Auto-Generated Schemas

The platform can automatically generate schemas in two situations:

From Workflow Edge Conditions

When an agent node in a workflow has conditional edges, the platform extracts field references from the condition expressions and generates an output schema:

In the Schema editor, click Generate from workflow edges to auto-generate output schemas from condition expressions. The platform extracts field references (such as category and priority) from the conditions and generates a schema with those fields.

From Code Block Analysis

The platform can analyze code block source code and generate input/output schemas using AI:

Click Generate from code block and select a code block to extract its return type as a schema. Choose whether to generate an input or output schema from the code analysis.


Examples

Attach examples to a schema for documentation and testing:

Coming Soon

The Python SDK for local development is not yet publicly available.
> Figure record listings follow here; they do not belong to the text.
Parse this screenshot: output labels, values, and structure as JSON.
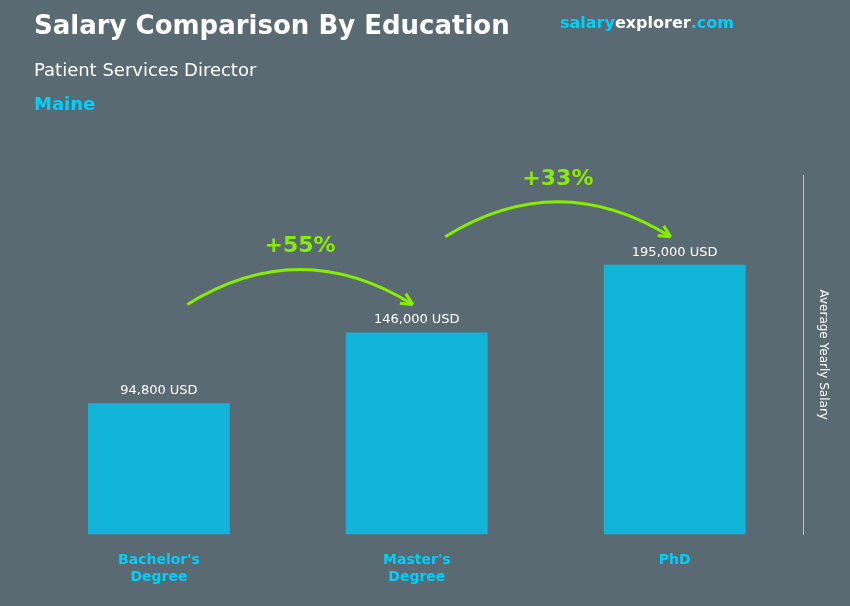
{
  "chart_data": {
    "type": "bar",
    "title": "Salary Comparison By Education",
    "subtitle": "Patient Services Director",
    "location": "Maine",
    "watermark": [
      "salary",
      "explorer",
      ".com"
    ],
    "ylabel": "Average Yearly Salary",
    "categories": [
      "Bachelor's\nDegree",
      "Master's\nDegree",
      "PhD"
    ],
    "values": [
      94800,
      146000,
      195000
    ],
    "value_labels": [
      "94,800 USD",
      "146,000 USD",
      "195,000 USD"
    ],
    "data_labels": true,
    "annotations": [
      "+55%",
      "+33%"
    ],
    "color": "#00C8F0",
    "ylim": [
      0,
      260000
    ],
    "yticks": [],
    "tick_labels": "x",
    "grid": false,
    "legend": false
  }
}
from flow_sdk.cli_client import CLIClient

client = CLIClient(config)

schema = client.schemas.create({
    "name": "Ticket Classification",
    "slug": "ticket-classification",
    "schema_type": "json_schema",
    "fields": [
        {"name": "category", "type": "string", "required": True,
         "enum": ["billing", "technical", "general"]},
        {"name": "priority", "type": "string", "required": True,
         "enum": ["low", "medium", "high", "critical"]},
        {"name": "summary", "type": "string", "required": True},
    ],
    "examples": [
        {
            "category": "billing",
            "priority": "high",
            "summary": "Customer charged twice for subscription renewal",
        },
        {
            "category": "technical",
            "priority": "medium",
            "summary": "Login page returns 500 error on mobile",
        },
    ],
})

Versioning Schemas

Create new versions when the schema structure changes:

Coming Soon

The Python SDK for local development is not yet publicly available.

from flow_sdk.cli_client import CLIClient

client = CLIClient(config)

new_version = client.schemas.create_version(schema.id, {
    "version_increment": "minor",
    "updates": {
        "fields": [
            *existing_fields,
            {"name": "confidence_score", "type": "number",
             "required": False, "description": "Model confidence"},
        ],
    },
    "change_summary": "Added optional confidence_score field",
})

Breaking changes

Adding a required field or removing an existing field is a breaking change. Use a major version increment for breaking changes so that downstream components can pin to a compatible version.